Pour motif de mauvaise vue, il bénéficie d'un sursis de rappel sous les drapeaux, et, pour ce même motif, classé dans le service auxiliaire, et affecté au Service de Santé de la garnison de Vannes. L'armistice signé, la fin des hostilités représentait pour lui le départ pour l'Afrique. À la consécration à l'apostolat du 21 septembre 1919, il est désigné pour le Congo français, où il parvient à la mi-novembre.

A Brazzaville, nouveau venu dans la grande communauté du P. Jules Rémy, il trouve là de gais et valeureux compagnons, en la présence des PP. Guiton et Bonnefont et des FF. Lin, Théogène, Engelmar et François d'Assise.

Au bleu qui ne connaît pas encore la langue indigène, on confie d'emblée toutes les œuvres en français : séminaire, école des catéchistes, œuvre des Noirs parlant français. Les amateurs d'œuvres spécialisées d'aujourd'hui ne peuvent, bien entendu, que sourire en voyant tout cela confié à un seul homme. Il faut reconnaître qu'à l'époque Brazzaville n'avait pas encore l'allure d’une capitale ; néanmoins, pour faire face à tant de responsabilités, il ne pouvait être question de lambiner, ni de rechigner à la besogne ; le responsable des années 20 fit vaillamment ses premières armes, avec entrain et bonne humeur.

Le départ du P. Rémy, après la mort de Mgr Augouard, va occasionner le changement de fonction du P. Cariou : promu vicaire général de Mgr Guichard, le P. Guiton lui cède la barre du bateau chargé du ravitaillement des missions du fleuve.

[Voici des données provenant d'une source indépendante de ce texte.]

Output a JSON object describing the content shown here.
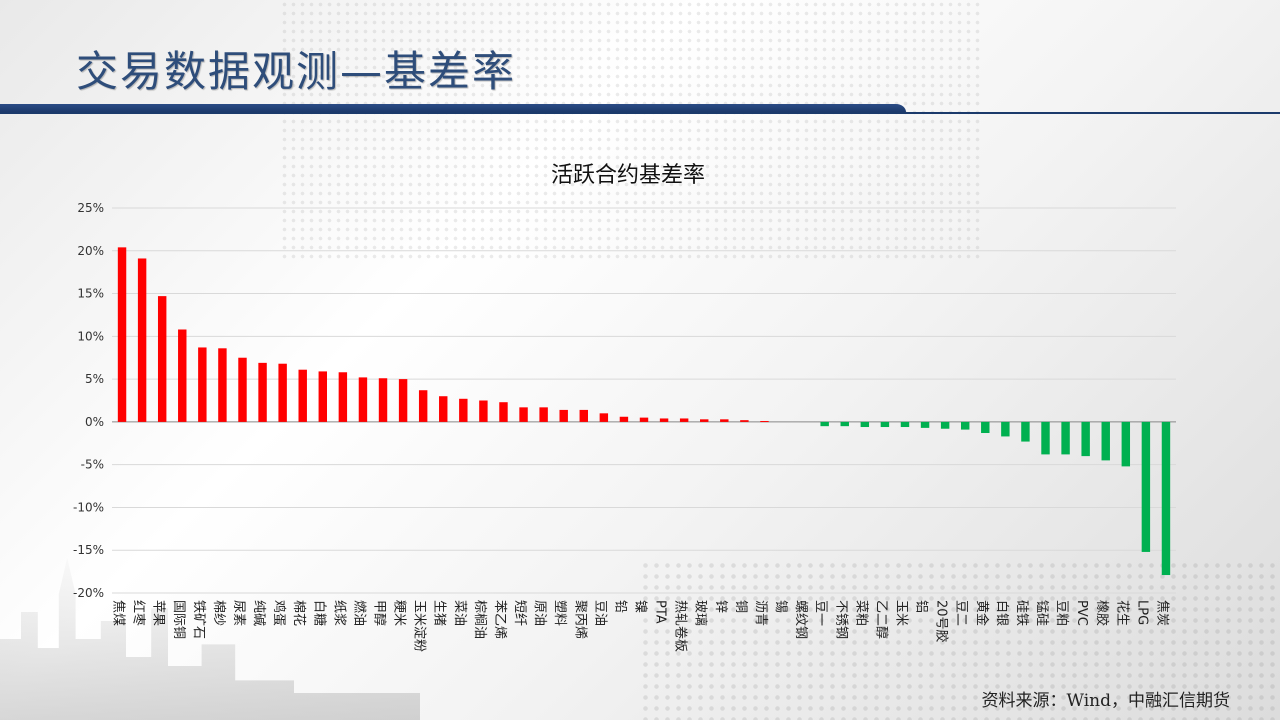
{
  "page": {
    "title": "交易数据观测—基差率",
    "source": "资料来源：Wind，中融汇信期货"
  },
  "colors": {
    "positive": "#ff0000",
    "negative": "#00b050",
    "title": "#2e4d7a",
    "grid": "#d9d9d9"
  },
  "chart_data": {
    "type": "bar",
    "title": "活跃合约基差率",
    "xlabel": "",
    "ylabel": "",
    "ylim": [
      -0.2,
      0.25
    ],
    "yticks": [
      0.25,
      0.2,
      0.15,
      0.1,
      0.05,
      0,
      -0.05,
      -0.1,
      -0.15,
      -0.2
    ],
    "ytick_labels": [
      "25%",
      "20%",
      "15%",
      "10%",
      "5%",
      "0%",
      "-5%",
      "-10%",
      "-15%",
      "-20%"
    ],
    "grid": true,
    "legend": "none",
    "categories": [
      "焦煤",
      "红枣",
      "苹果",
      "国际铜",
      "铁矿石",
      "棉纱",
      "尿素",
      "纯碱",
      "鸡蛋",
      "棉花",
      "白糖",
      "纸浆",
      "燃油",
      "甲醇",
      "粳米",
      "玉米淀粉",
      "生猪",
      "菜油",
      "棕榈油",
      "苯乙烯",
      "短纤",
      "原油",
      "塑料",
      "聚丙烯",
      "豆油",
      "铅",
      "镍",
      "PTA",
      "热轧卷板",
      "玻璃",
      "锌",
      "铜",
      "沥青",
      "锡",
      "螺纹钢",
      "豆一",
      "不锈钢",
      "菜粕",
      "乙二醇",
      "玉米",
      "铝",
      "20号胶",
      "豆二",
      "黄金",
      "白银",
      "硅铁",
      "锰硅",
      "豆粕",
      "PVC",
      "橡胶",
      "花生",
      "LPG",
      "焦炭"
    ],
    "values": [
      0.204,
      0.191,
      0.147,
      0.108,
      0.087,
      0.086,
      0.075,
      0.069,
      0.068,
      0.061,
      0.059,
      0.058,
      0.052,
      0.051,
      0.05,
      0.037,
      0.03,
      0.027,
      0.025,
      0.023,
      0.017,
      0.017,
      0.014,
      0.014,
      0.01,
      0.006,
      0.005,
      0.004,
      0.004,
      0.003,
      0.003,
      0.002,
      0.001,
      0.0,
      0.0,
      -0.005,
      -0.005,
      -0.006,
      -0.006,
      -0.006,
      -0.007,
      -0.008,
      -0.009,
      -0.013,
      -0.017,
      -0.023,
      -0.038,
      -0.038,
      -0.04,
      -0.045,
      -0.052,
      -0.152,
      -0.179
    ]
  }
}
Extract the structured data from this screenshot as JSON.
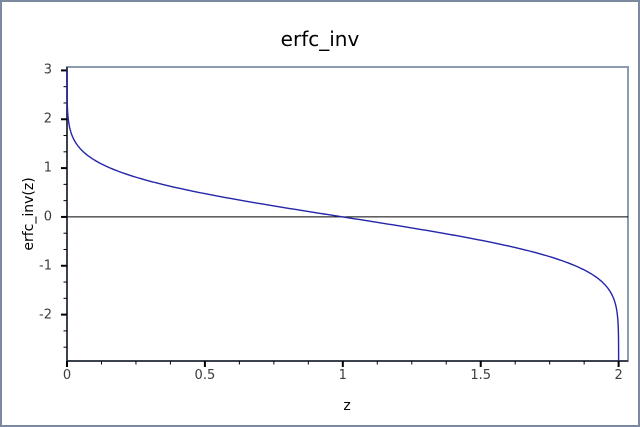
{
  "figure": {
    "background": "#ffffff",
    "border_color": "#7b89a0"
  },
  "chart_data": {
    "type": "line",
    "title": "erfc_inv",
    "xlabel": "z",
    "ylabel": "erfc_inv(z)",
    "xlim": [
      0,
      2.034
    ],
    "ylim": [
      -2.95,
      3.07
    ],
    "x_major_ticks": [
      0,
      0.5,
      1,
      1.5,
      2
    ],
    "x_major_tick_labels": [
      "0",
      "0.5",
      "1",
      "1.5",
      "2"
    ],
    "x_minor_step": 0.125,
    "y_major_ticks": [
      -2,
      -1,
      0,
      1,
      2,
      3
    ],
    "y_major_tick_labels": [
      "-2",
      "-1",
      "0",
      "1",
      "2",
      "3"
    ],
    "y_minor_step": 0.3333333,
    "grid": false,
    "legend": "none",
    "x_axis_line_at_y": 0,
    "series": [
      {
        "name": "erfc_inv(z)",
        "function": "erfc_inv",
        "color": "#2525aa",
        "points": [
          [
            2.21e-05,
            3.0
          ],
          [
            0.0001,
            2.75
          ],
          [
            0.000407,
            2.5
          ],
          [
            0.00146,
            2.25
          ],
          [
            0.00468,
            2.0
          ],
          [
            0.0133,
            1.75
          ],
          [
            0.0339,
            1.5
          ],
          [
            0.0771,
            1.25
          ],
          [
            0.1573,
            1.0
          ],
          [
            0.2888,
            0.75
          ],
          [
            0.4795,
            0.5
          ],
          [
            0.7237,
            0.25
          ],
          [
            1.0,
            0.0
          ],
          [
            1.2763,
            -0.25
          ],
          [
            1.5205,
            -0.5
          ],
          [
            1.7112,
            -0.75
          ],
          [
            1.8427,
            -1.0
          ],
          [
            1.9229,
            -1.25
          ],
          [
            1.9661,
            -1.5
          ],
          [
            1.9867,
            -1.75
          ],
          [
            1.99532,
            -2.0
          ],
          [
            1.99854,
            -2.25
          ],
          [
            1.999593,
            -2.5
          ],
          [
            1.9999,
            -2.75
          ],
          [
            1.999978,
            -2.95
          ]
        ]
      }
    ],
    "colors": {
      "frame": "#8d9bb0",
      "axis": "#20242c",
      "zero_line": "#000000",
      "tick": "#000000",
      "tick_label": "#3d3d3d",
      "title": "#000000"
    }
  }
}
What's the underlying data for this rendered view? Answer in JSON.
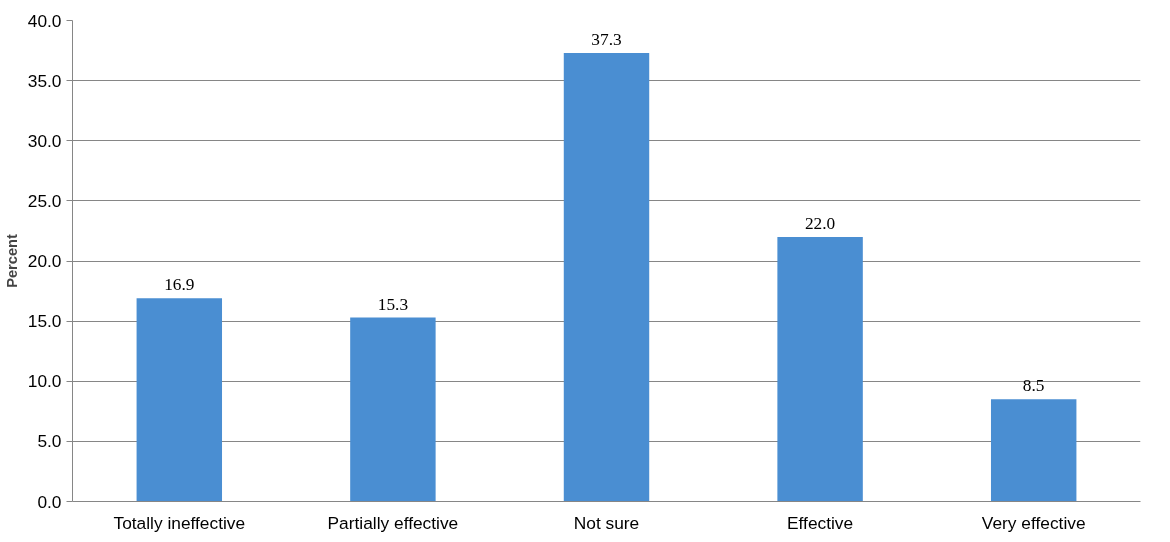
{
  "chart_data": {
    "type": "bar",
    "ylabel": "Percent",
    "categories": [
      "Totally ineffective",
      "Partially effective",
      "Not sure",
      "Effective",
      "Very effective"
    ],
    "values": [
      16.9,
      15.3,
      37.3,
      22.0,
      8.5
    ],
    "value_labels": [
      "16.9",
      "15.3",
      "37.3",
      "22.0",
      "8.5"
    ],
    "color": "#4a8ed2",
    "ylim": [
      0,
      40
    ],
    "yticks": [
      {
        "value": 0,
        "label": "0.0"
      },
      {
        "value": 5,
        "label": "5.0"
      },
      {
        "value": 10,
        "label": "10.0"
      },
      {
        "value": 15,
        "label": "15.0"
      },
      {
        "value": 20,
        "label": "20.0"
      },
      {
        "value": 25,
        "label": "25.0"
      },
      {
        "value": 30,
        "label": "30.0"
      },
      {
        "value": 35,
        "label": "35.0"
      },
      {
        "value": 40,
        "label": "40.0"
      }
    ],
    "grid": "y"
  }
}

Le fleuve large, majestueux, fougueux, écumant, qui venait de si loin, Dieu sait d'où… Sur le Pie X, le nouveau capitaine prend ses fonctions au sérieux : il lui incombe la responsabilité de la navigation, celle du ministère aux escales, celle du ravitaillement des missions et, entre les voyages, celle de l'entretien du bateau. Ces responsabilités ont leur contrepartie ; sans doute, il y a l'ennui de la lenteur à la montée et les risques d'excès de vitesse à la descente du fleuve, mais, à chaque voyage, quelles bonnes rencontres avec les confrères du Haut, avec les broussards de Sainte-Radegonde, Boundji et Lékéti.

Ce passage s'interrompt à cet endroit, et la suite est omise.